New mobility services—from Uber to other car-sharing services, to even micro-mobility options such as electric bikes and scooters—may result in a decline of private-vehicle sales.

As a result of this shift to diverse mobility solutions, up to one out of ten new cars sold in 2030 may likely be a shared vehicle, which could reduce sales of private-use vehicles. This would mean that more than 30 percent of miles driven in new cars sold could be from shared mobility.

With established markets slowing, however, growth will continue to rely on emerging economies, particularly in China, while product-mix differences will explain different development of revenues.
The CAR report shows that there are already early signs that the importance of private-car ownership is declining. In the United States, for example, the share of young people (16 to 24 years) who hold a driver’s license dropped from 76 percent in 2000 to 71 percent in 2013.

What car manufacturers need to do now

The certainty of all these future ideas is hard to predict. Automobile industry movers and shakers need to make strategic moves now to shape the industry’s evolution.

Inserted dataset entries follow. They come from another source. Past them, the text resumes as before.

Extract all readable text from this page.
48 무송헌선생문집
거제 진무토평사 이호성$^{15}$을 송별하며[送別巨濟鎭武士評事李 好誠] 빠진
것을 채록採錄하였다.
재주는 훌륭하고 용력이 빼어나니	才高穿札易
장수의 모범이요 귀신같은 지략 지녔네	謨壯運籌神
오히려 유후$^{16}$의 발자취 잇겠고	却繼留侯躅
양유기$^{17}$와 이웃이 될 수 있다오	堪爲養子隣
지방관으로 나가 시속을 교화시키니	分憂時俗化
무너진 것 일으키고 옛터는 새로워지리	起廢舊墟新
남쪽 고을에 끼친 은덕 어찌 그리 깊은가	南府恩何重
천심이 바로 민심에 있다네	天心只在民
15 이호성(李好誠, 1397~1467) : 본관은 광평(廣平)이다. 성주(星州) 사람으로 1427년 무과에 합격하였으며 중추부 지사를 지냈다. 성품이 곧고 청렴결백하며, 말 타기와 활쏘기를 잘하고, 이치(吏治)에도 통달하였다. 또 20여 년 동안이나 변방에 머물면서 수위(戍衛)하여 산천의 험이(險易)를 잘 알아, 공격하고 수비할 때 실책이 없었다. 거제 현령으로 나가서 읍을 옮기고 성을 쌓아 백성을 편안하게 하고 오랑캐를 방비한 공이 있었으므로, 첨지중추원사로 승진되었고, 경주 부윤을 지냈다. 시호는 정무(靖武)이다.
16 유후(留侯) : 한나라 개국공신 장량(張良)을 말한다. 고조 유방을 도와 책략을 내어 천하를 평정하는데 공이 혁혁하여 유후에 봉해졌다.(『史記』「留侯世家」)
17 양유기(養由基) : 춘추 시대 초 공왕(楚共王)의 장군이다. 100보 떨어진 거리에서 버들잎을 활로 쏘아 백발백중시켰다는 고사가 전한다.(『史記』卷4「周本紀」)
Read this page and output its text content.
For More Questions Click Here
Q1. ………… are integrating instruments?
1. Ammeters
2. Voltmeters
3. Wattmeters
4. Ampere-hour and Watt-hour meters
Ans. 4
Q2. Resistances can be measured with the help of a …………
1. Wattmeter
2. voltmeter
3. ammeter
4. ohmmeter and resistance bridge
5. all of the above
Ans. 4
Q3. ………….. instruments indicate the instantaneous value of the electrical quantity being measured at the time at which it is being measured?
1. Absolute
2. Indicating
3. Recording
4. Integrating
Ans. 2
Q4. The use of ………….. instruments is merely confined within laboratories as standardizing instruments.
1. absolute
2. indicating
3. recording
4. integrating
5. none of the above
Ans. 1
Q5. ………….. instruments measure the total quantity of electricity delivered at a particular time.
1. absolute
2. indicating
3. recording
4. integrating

A McKinsey report, “Automotive Revolution: Perspective Towards 2030,” recommends a four-pronged strategic approach:

  1. Prepare for uncertainty. Success in 2030 will require automotive players to shift to a continuous process of anticipating new market trends, exploring alternatives and complements to the traditional business model, and exploring new mobility business models and their economic and consumer viability.
  2. Leverage partnerships. The industry is transforming from competition among peers toward new competitive interactions, but also partnerships and open, scalable ecosystems. To succeed, automotive manufacturers, suppliers, and service providers need to form alliances or participate in ecosystems—for example, around infrastructure for autonomous and electrified vehicles.
  3. Drive transformational change. With innovation and product value increasingly defined by software, OEMs need to align their skills and processes to address new challenges like software-enabled consumer value definition, cybersecurity, data privacy, and continuous product updates; and
  4. Reshape the value proposition. Car manufacturers must further differentiate their products/services and change their value proposition from traditional car sales and maintenance to integrated mobility services.

This will put them in a stronger position to retain a share of the globally growing automotive revenue and profit pool, including new business models such as online sales and mobility services, and cross-fertilizing the opportunities between the core automotive-business and new mobility-business models.